One concern I have is about the data in the near critical region, which are probably showing finite size effects. We should consider only showing data for 0.95Tc and below. Also, have we calculated the compressibility factor and verified it approaches Z=1 at low temperatures? We need to do that to further verify that there are no significant system size effects in the gas phase at low temperatures.

[ramess101]

@jpotoff

We need to be careful not to overdo it with the precision of the fitting as we are approaching the limit of uncertainty of the simulations. If we had more time, I might spend a week agonizing about 0.3913 vs. 0.3910 nm, but I think in this case we need to go with these parameters and move forward.

Agreed.

One concern I have is about the data in the near critical region, which are probably showing finite size effects. We should consider only showing data for 0.95Tc and below.

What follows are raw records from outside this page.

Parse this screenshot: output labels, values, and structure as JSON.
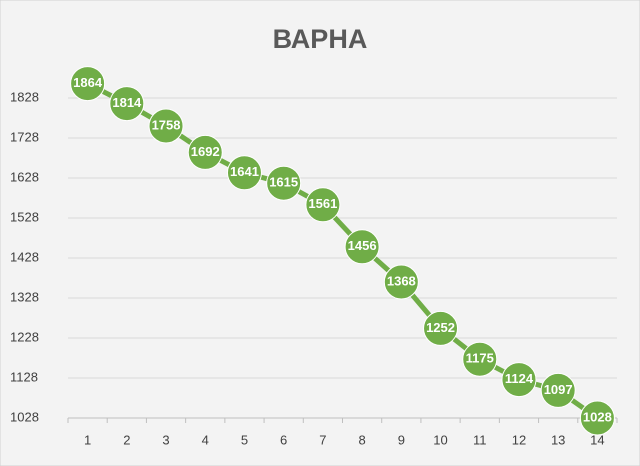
{
  "chart_data": {
    "type": "line",
    "title": "ВАРНА",
    "categories": [
      "1",
      "2",
      "3",
      "4",
      "5",
      "6",
      "7",
      "8",
      "9",
      "10",
      "11",
      "12",
      "13",
      "14"
    ],
    "values": [
      1864,
      1814,
      1758,
      1692,
      1641,
      1615,
      1561,
      1456,
      1368,
      1252,
      1175,
      1124,
      1097,
      1028
    ],
    "color": "#70ad47",
    "ylim": [
      1028,
      1928
    ],
    "yticks": [
      1028,
      1128,
      1228,
      1328,
      1428,
      1528,
      1628,
      1728,
      1828
    ],
    "grid": true
  }
}
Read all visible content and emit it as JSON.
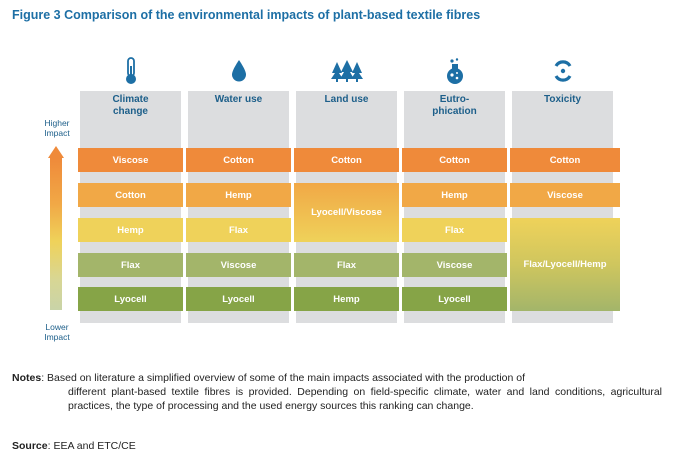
{
  "title": "Figure 3 Comparison of the environmental impacts of plant-based textile fibres",
  "axis": {
    "higher": "Higher\nImpact",
    "lower": "Lower\nImpact"
  },
  "columns": [
    {
      "header": "Climate\nchange",
      "icon": "thermometer-icon"
    },
    {
      "header": "Water use",
      "icon": "water-drop-icon"
    },
    {
      "header": "Land use",
      "icon": "trees-icon"
    },
    {
      "header": "Eutro-\nphication",
      "icon": "flask-icon"
    },
    {
      "header": "Toxicity",
      "icon": "toxicity-icon"
    }
  ],
  "cells": {
    "climate": [
      "Viscose",
      "Cotton",
      "Hemp",
      "Flax",
      "Lyocell"
    ],
    "water": [
      "Cotton",
      "Hemp",
      "Flax",
      "Viscose",
      "Lyocell"
    ],
    "land": [
      "Cotton",
      "Lyocell/Viscose",
      "Flax",
      "Hemp"
    ],
    "eutro": [
      "Cotton",
      "Hemp",
      "Flax",
      "Viscose",
      "Lyocell"
    ],
    "toxicity": [
      "Cotton",
      "Viscose",
      "Flax/Lyocell/Hemp"
    ]
  },
  "colors": {
    "rank1": "#ef8a3a",
    "rank2": "#f1a846",
    "rank3": "#efd25a",
    "rank4": "#a3b56a",
    "rank5": "#86a447",
    "column_bg": "#dcdddf",
    "title": "#1d6fa5"
  },
  "notes": {
    "label": "Notes",
    "text": ": Based on literature a simplified overview of some of the main impacts associated with the production of",
    "text_cont": "different plant-based textile fibres is provided. Depending on field-specific climate, water and land conditions, agricultural practices, the type of processing and the used energy sources this ranking can change."
  },
  "source": {
    "label": "Source",
    "text": ": EEA and ETC/CE"
  }
}
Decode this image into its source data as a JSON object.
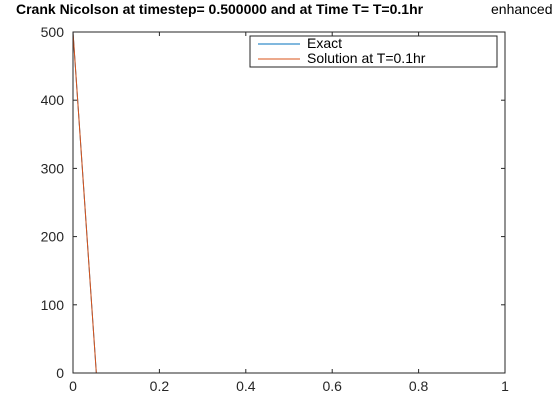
{
  "chart_data": {
    "type": "line",
    "title": "Crank Nicolson at timestep= 0.500000 and at Time T= T=0.1hr",
    "title_suffix": "enhanced",
    "xlabel": "",
    "ylabel": "",
    "xlim": [
      0,
      1
    ],
    "ylim": [
      0,
      500
    ],
    "xticks": [
      0,
      0.2,
      0.4,
      0.6,
      0.8,
      1
    ],
    "xtick_labels": [
      "0",
      "0.2",
      "0.4",
      "0.6",
      "0.8",
      "1"
    ],
    "yticks": [
      0,
      100,
      200,
      300,
      400,
      500
    ],
    "ytick_labels": [
      "0",
      "100",
      "200",
      "300",
      "400",
      "500"
    ],
    "grid": false,
    "legend_position": "top-right",
    "series": [
      {
        "name": "Exact",
        "color": "#0072BD",
        "x": [
          0,
          0.054
        ],
        "y": [
          500,
          0
        ]
      },
      {
        "name": "Solution at T=0.1hr",
        "color": "#D95319",
        "x": [
          0,
          0.054
        ],
        "y": [
          500,
          0
        ]
      }
    ]
  }
}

For some reason I thought that cyclohexane's critical temperature was higher. I just realized it is around 554 K, so we should definitely not be including points up to 550 K. This was a serious oversight on my part. This could impact our optimal parameter set. I will reoptimize the parameters with data up to 525 K. Then we will only plot data below 0.95 Tc.

Also, have we calculated the compressibility factor and verified it approaches Z=1 at low temperatures? We need to do that to further verify that there are no significant system size effects in the gas phase at low temperatures.

I think we did this, right @msoroush? But I will look into it again.

[msoroush]

We have minor system size effect.

[msoroush]

For some reason I thought that cyclohexane's critical temperature was higher. I just realized it is around 554 K, so we should definitely not be including points up to 550 K. This was a serious oversight on my part. This could impact our optimal parameter set. I will reoptimize the parameters with data up to 525 K. Then we will only plot data below 0.95 Tc.

I agree. We should exclude any data point above 520 K in scoring function.

[ramess101]

@msoroush

We have minor system size effect.

Are you referring to the odd shape near the critical temperature or the fact that Z is not 1 at 350 K? Because it looks to me like it is approaching 1 rather smoothly, but is the idea that it should already be 1?

[jpotoff]

@ramess101 @msoroush The issue is in the near critical region. The simulation data are smoothly going to Z=1 at low temperatures. We also calculated Z using the Peng-Robinson EOS at 350 K and found Z=0.9692, compared to Z=0.9685 predicted by simulation.